Step 6 - Plant Your Vegetables Right - Illinois Vegetable Garden Guide - University of Illinois Extension

Step 6 - Plant Your Vegetables Right

Much of the success of your garden depends on when and how your vegetables are planted.

When to plant. How early you can plant depends on the hardiness of the vegetables and the climate in your area. Certain vegetables can withstand frost while others cannot. In Table 3 vegetables are classified as hardy, half-hardy, tender, or very tender. This information along with the date of the average last 32 freeze in your area will help you to determine safe planting dates.

Planting by the moon is a favorite topic for discussion among many gardeners. There is no scientific evidence to support planting by the moon; planting studies have shown no relation between the different phases of the moon and good production of crops.

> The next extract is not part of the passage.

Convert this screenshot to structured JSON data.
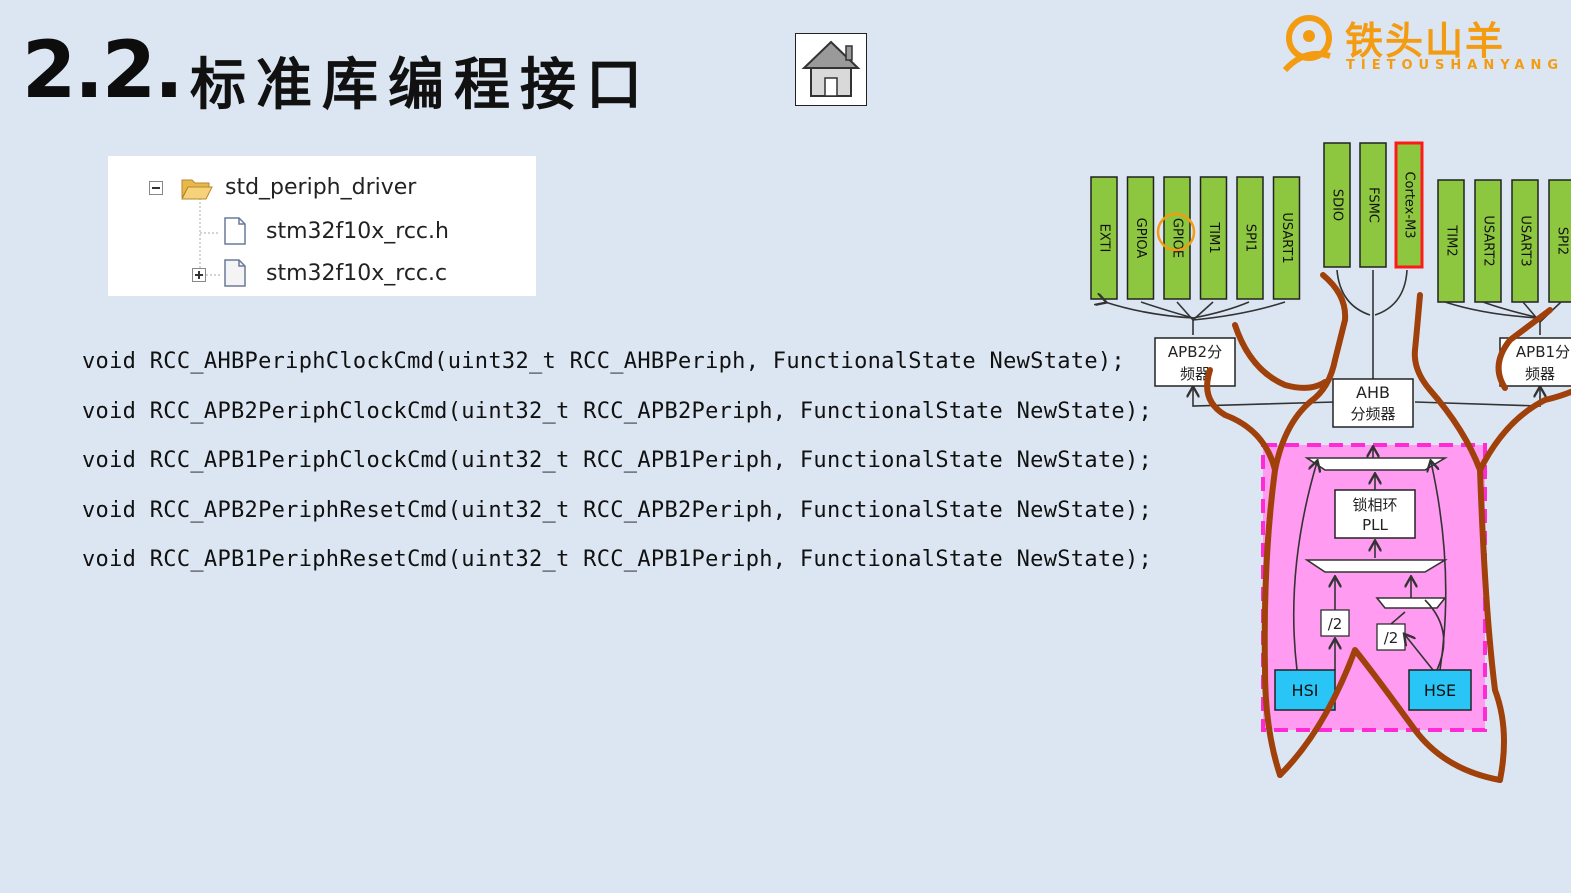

How to plant. There are no magic tricks or difficult techniques in starting seeds or in setting plants. But there are some simple steps you should follow to insure success.
seed planting

Seeds. In starting seeds in the garden, follow these directions:

  1. Use disease-free seed.
  2. Mark out straight rows to make your garden attractive and to make cultivation, insect control, and harvesting easier. To mark a row, drive two stakes into the ground at either edge of the garden and draw a string taut between them. Shallow furrows, suitable for small seed, can be made by drawing a hoe handle along the line indicated by the string. For deeper furrows, use a wheel hoe or the corner of the hoe blade. Use correct spacing between rows.
  3. Hill or drill the seed. "Hilling" is placing several seeds in one spot at definite intervals in the row. Sweet corn, squash, melons, and cucumbers are often planted this way. Hilling allows easier control of weeds between the hills of plants. "Drilling," which is the way most seeds are sown, is spacing the seeds by hand or with a drill more or less evenly down the row.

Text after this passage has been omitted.